These strong wire-framed baskets, produced in Bangladesh for Traidcraft, have been handwoven from hardwearing hogla fibre, and are great for jobs around the garden all year round. They are produced by the Jute Works, established in 1973 to rehabilitate the war-widowed and war-affected poor, rural women of Bangladesh. The aim was to provide these women with work at home, producing handicraft items made from locally available jute.
Over the last 30 years Traidcraft has transformed many, many lives and our commitment to long-term relationships with producer groups makes a real difference. For many women this means clean water, education and food for their families but for Firoza Begum, who joined one of our first producer groups, Jute Works, in 1980, fair trade changed not only her life but the lives of her daughter (Nargis) and granddaughter (Zarin).
Thanks to a regular income and helped by a loan from Jute Works, Firoza and her husband, Hassan Ali built a better life for themselves and their four children. Sadly, Firoza died in 2006, but her legacy is still changing lives in her village.
“With the money she made, we changed our fate,” said Firoza’s widow, Hassan Ali. “We made improvements and maintained all the expenses of the house and the education of our children – everything.”

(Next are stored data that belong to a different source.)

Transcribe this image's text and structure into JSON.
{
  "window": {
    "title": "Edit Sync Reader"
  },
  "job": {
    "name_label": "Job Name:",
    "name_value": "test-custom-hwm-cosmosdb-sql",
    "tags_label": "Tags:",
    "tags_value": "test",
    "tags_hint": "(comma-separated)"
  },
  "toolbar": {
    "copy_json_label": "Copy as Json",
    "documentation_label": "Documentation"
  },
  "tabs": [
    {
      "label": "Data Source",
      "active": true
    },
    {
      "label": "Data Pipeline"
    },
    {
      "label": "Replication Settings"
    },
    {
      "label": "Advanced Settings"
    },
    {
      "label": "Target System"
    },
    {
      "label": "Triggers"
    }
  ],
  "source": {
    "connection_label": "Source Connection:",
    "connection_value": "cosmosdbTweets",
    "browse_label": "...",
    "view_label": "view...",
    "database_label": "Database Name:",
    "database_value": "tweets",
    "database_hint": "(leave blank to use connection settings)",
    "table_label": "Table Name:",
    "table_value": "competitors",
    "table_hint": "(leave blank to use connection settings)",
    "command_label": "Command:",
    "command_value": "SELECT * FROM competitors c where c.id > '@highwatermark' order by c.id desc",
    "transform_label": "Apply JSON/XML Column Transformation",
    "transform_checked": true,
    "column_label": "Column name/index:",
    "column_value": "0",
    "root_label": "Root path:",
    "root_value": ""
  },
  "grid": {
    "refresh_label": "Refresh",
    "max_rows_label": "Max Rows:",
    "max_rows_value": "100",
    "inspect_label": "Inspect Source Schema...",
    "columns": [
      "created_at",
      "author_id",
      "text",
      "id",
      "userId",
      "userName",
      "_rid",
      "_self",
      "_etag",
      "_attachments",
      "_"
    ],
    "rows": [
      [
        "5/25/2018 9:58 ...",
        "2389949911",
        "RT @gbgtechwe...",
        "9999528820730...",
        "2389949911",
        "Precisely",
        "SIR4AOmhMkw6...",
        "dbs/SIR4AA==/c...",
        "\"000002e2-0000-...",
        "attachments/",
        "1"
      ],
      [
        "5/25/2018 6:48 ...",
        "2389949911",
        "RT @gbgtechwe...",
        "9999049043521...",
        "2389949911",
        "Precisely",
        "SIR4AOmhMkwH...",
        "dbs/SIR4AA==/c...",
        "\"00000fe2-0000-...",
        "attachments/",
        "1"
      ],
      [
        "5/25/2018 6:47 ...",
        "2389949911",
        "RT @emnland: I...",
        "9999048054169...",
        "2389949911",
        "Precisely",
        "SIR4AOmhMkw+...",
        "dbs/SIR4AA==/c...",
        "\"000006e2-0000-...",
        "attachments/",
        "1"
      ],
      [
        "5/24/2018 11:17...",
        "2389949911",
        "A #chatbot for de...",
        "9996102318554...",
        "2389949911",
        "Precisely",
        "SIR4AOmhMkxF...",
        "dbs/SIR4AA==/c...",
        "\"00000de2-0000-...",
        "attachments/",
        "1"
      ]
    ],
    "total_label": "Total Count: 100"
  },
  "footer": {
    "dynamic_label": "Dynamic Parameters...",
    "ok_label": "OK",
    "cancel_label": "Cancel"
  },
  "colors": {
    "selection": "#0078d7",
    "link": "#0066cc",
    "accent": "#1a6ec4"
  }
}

That education meant their daughter, Nargis, was the first girl among the group members to attend school. After gaining a degree, she returned to the village to set up a school, which now has six teachers and 175 pupils.
“We are very proud of what my mother did,” Nargis said. “It would have been quite impossible for me to go to university if there was only my father’s income. I want to stay in the village and teach the children.”